Gilgamesh stood and dematerialized into golden light, drawing upon his absent master's mana to move himself out of the church and out towards the city of Trifas where the black faction and likely Ruler awaited his presence.
Early morning and a few hours to adjust had not made things any easier. He supposed on the plus side he'd managed to find Frankenstein's monster, or, well Berserker, eventually. Granted, that in and of itself had taken almost the whole night searching every crook and cranny the Yggdmillennia castle, and just when he was about to give up he found her right back where they'd started in the throne room with her lounging in Lancer's makeshift throne.
He'd always thought Berserkers were supposed to be, well, anything but subtle. They weren't supposed to hide, weren't supposed to have any kind of forward thinking or ability to plan. The trouble and great difficulty of the Berserker servant was in restraining their inherent recklessness and stopping them from bleeding your mana dry.
With homunculi bred and used as magical batteries in the castle, theoretically Caules didn't have to worry about that second one, but he was supposed to…
Well, he didn't know, it turned out that reading about grail wars was one thing and actually participating in them was a whole different game altogether. He hadn't thought that it'd be this difficult in the first few hours.
"Not that I have anything better to do, mind you," her voice, cool, and clear rang out behind him, "But you seem to be taking your sweet time and I just wanted to know how long this was going to take."
He sighed, his breath coming out in a white mist and matching the early morning mist on the castle grounds. He supposed there was nothing for it but to just call the golem preparation good and get right down to it.
They were set up, each inactive and hulking, in a vaguely zigzagging line. Even stationary their beady, yellow eyes glowed from behind steel masks that served as their faces. They would have that same empty expression while in motion, no hint of change, when their rocky fists slammed down on you. Golems had always unnerved him, far more than summoned spirits that Caules typically dealt with, and he supposed he was glad in that Roche at least had always had an interest in them.
"Calm down," he said, exasperation leaking into his words as he stood from his crouching position and turned back towards his servant, "It's all set up."
She stood on a slight hill, on higher ground than him, staring down at him with that chronic unimpressed look that she'd had since he'd summoned her.

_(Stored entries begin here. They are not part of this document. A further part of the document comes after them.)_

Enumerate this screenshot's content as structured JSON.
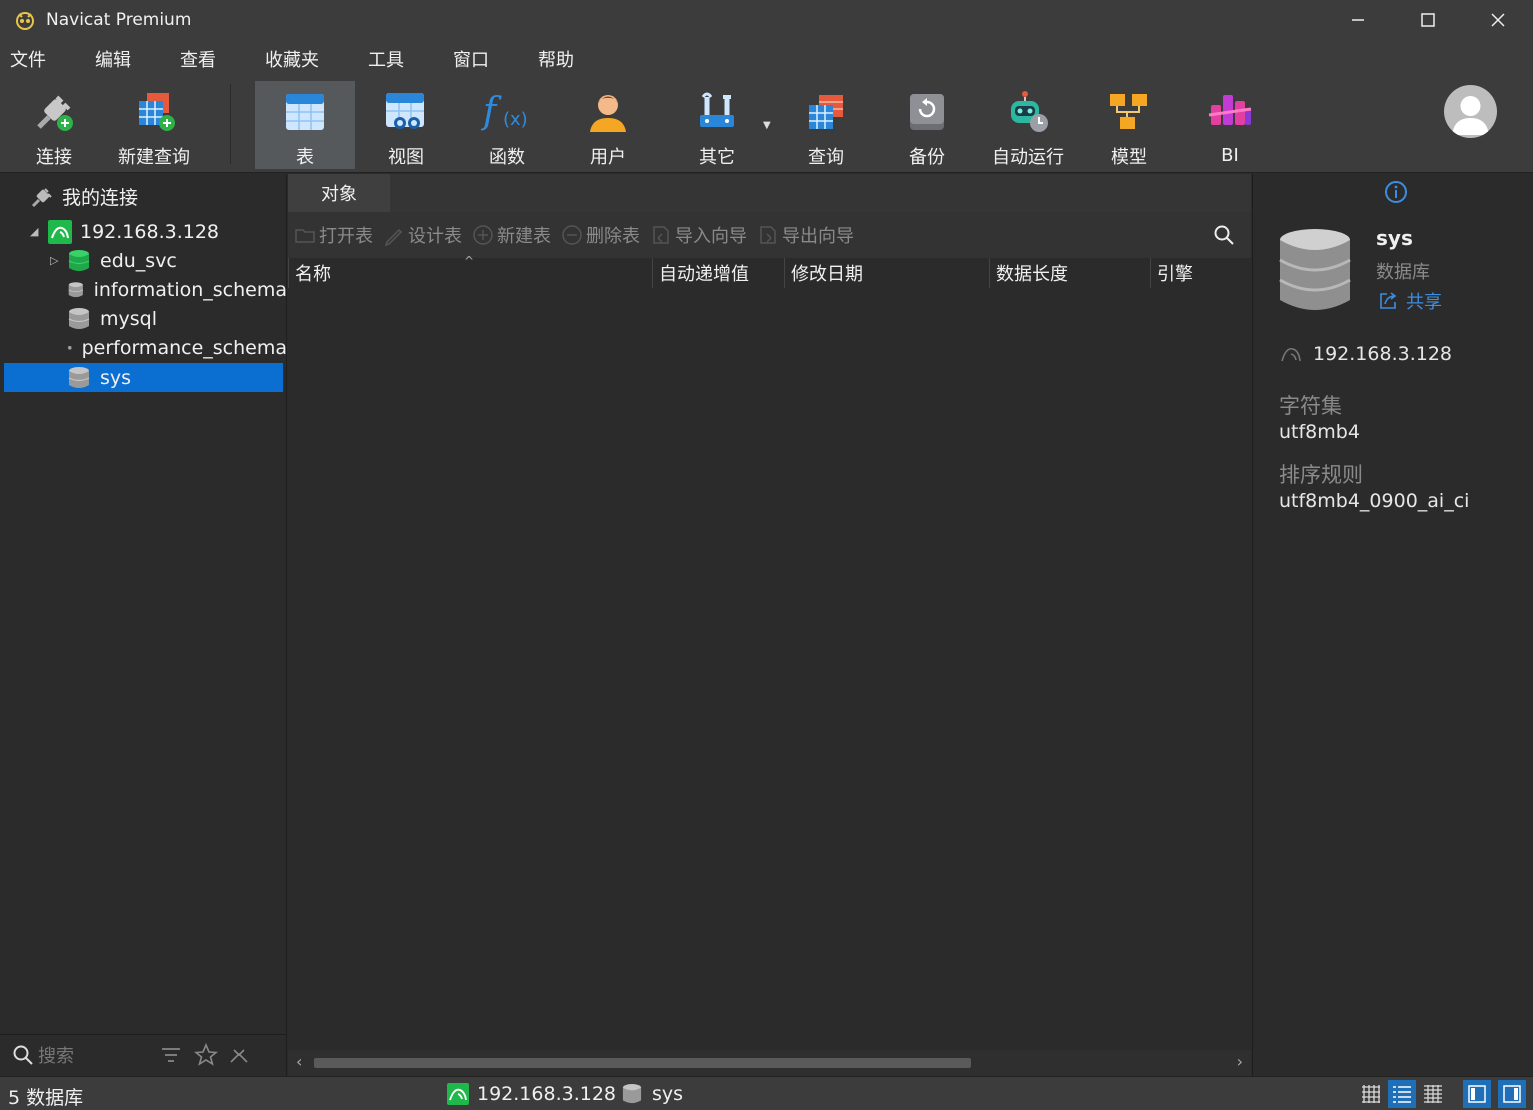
{
  "window": {
    "title": "Navicat Premium"
  },
  "menu": [
    "文件",
    "编辑",
    "查看",
    "收藏夹",
    "工具",
    "窗口",
    "帮助"
  ],
  "toolbar": {
    "connect": "连接",
    "new_query": "新建查询",
    "table": "表",
    "view": "视图",
    "function": "函数",
    "user": "用户",
    "other": "其它",
    "query": "查询",
    "backup": "备份",
    "automation": "自动运行",
    "model": "模型",
    "bi": "BI"
  },
  "sidebar": {
    "root": "我的连接",
    "connection": "192.168.3.128",
    "databases": [
      "edu_svc",
      "information_schema",
      "mysql",
      "performance_schema",
      "sys"
    ],
    "selected": "sys",
    "search_placeholder": "搜索"
  },
  "main": {
    "tab": "对象",
    "actions": {
      "open_table": "打开表",
      "design_table": "设计表",
      "new_table": "新建表",
      "delete_table": "删除表",
      "import_wizard": "导入向导",
      "export_wizard": "导出向导"
    },
    "columns": [
      "名称",
      "自动递增值",
      "修改日期",
      "数据长度",
      "引擎"
    ]
  },
  "info": {
    "name": "sys",
    "type": "数据库",
    "share": "共享",
    "connection": "192.168.3.128",
    "charset_label": "字符集",
    "charset": "utf8mb4",
    "collation_label": "排序规则",
    "collation": "utf8mb4_0900_ai_ci"
  },
  "status": {
    "db_count": "5 数据库",
    "connection": "192.168.3.128",
    "database": "sys"
  },
  "colors": {
    "accent": "#0a6fd1",
    "link": "#3b8ee0",
    "mysql_green": "#1fb84a"
  }
}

Her arms were crossed, straining the sleeves of her dark mage's robes outside her school uniform, and once again there wasn't a single noble phantasm in sight.
"Fran," he commanded, she gave no response, only raised her red eyebrows fractionally as if she couldn't decide whether she was amused or annoyed. Caules withered with a sigh, trying again, "Frankenstein?"

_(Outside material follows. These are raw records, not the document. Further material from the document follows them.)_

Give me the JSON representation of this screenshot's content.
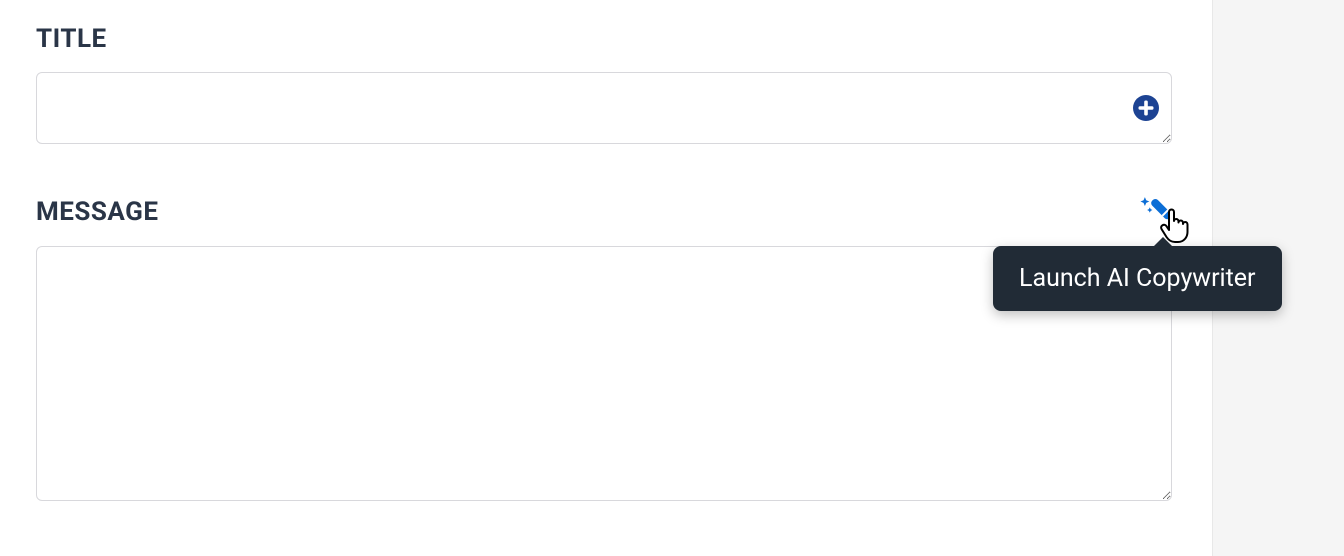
{
  "fields": {
    "title": {
      "label": "TITLE",
      "value": "",
      "placeholder": ""
    },
    "message": {
      "label": "MESSAGE",
      "value": "",
      "placeholder": ""
    }
  },
  "controls": {
    "add_button_name": "add",
    "ai_wand_name": "ai-copywriter"
  },
  "tooltip": {
    "text": "Launch AI Copywriter"
  },
  "colors": {
    "label": "#2a3547",
    "border": "#d8d8dc",
    "accent_blue": "#1d4393",
    "wand_blue": "#0c6ed6",
    "tooltip_bg": "#212b36"
  }
}
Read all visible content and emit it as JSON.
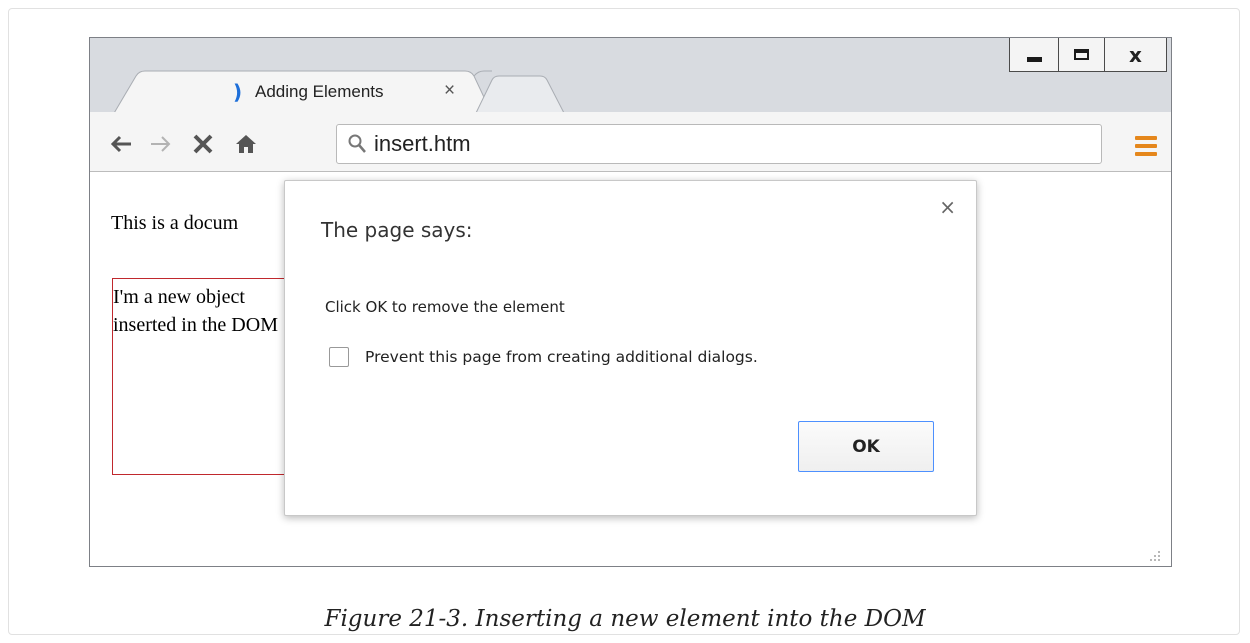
{
  "window": {
    "tab_title": "Adding Elements",
    "tab_close": "×",
    "controls": {
      "close": "x"
    }
  },
  "toolbar": {
    "address": "insert.htm",
    "icons": [
      "back-arrow-icon",
      "forward-arrow-icon",
      "stop-icon",
      "home-icon",
      "search-icon",
      "menu-icon"
    ]
  },
  "page": {
    "intro_text": "This is a docum",
    "box_text": "I'm a new object inserted in the DOM"
  },
  "dialog": {
    "title": "The page says:",
    "close": "×",
    "message": "Click OK to remove the element",
    "checkbox_label": "Prevent this page from creating additional dialogs.",
    "checkbox_checked": false,
    "ok_label": "OK"
  },
  "caption": "Figure 21-3. Inserting a new element into the DOM",
  "colors": {
    "accent_blue": "#4d90fe",
    "menu_orange": "#e5871c",
    "box_border_red": "#c0282d"
  }
}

At another, higher eyebrow raise he finally relented, "Lily?"
The girl smiled, a bright, beaming, cheerful thing that seemed like it should belong on Rider's face rather than hers and asked, "Was that so hard now?"
It… Kind of was. He supposed the name was easy enough to remember but… Something about the idea of calling his servant something other than what he'd been prepared to unnerved him. Again, reinforcing that fear that something had gone wrong, that he really had messed it up somehow, and that he'd summoned someone who, well, wasn't Frankenstein.
"Look, it's…" he started only to stop and sigh again, "Do you not like Frankenstein?"
"It's a little insulting," she said with a somewhat nonplussed expression as if she wasn't quite sure what to make of the question, "But mostly just inaccurate."
Inaccurate? He felt that leaden suspicion in his stomach sink further. Except, no, the actual summoning process for the grail war was rather simple. Even mages who weren't mages at all could manage it if they had a relic. The trick was to just make sure that you had the right relic matched to your own abilities, mana levels, and if you were really lucky your personality. In other words, it wasn't the summoning where you'd screw up, but the grail war itself.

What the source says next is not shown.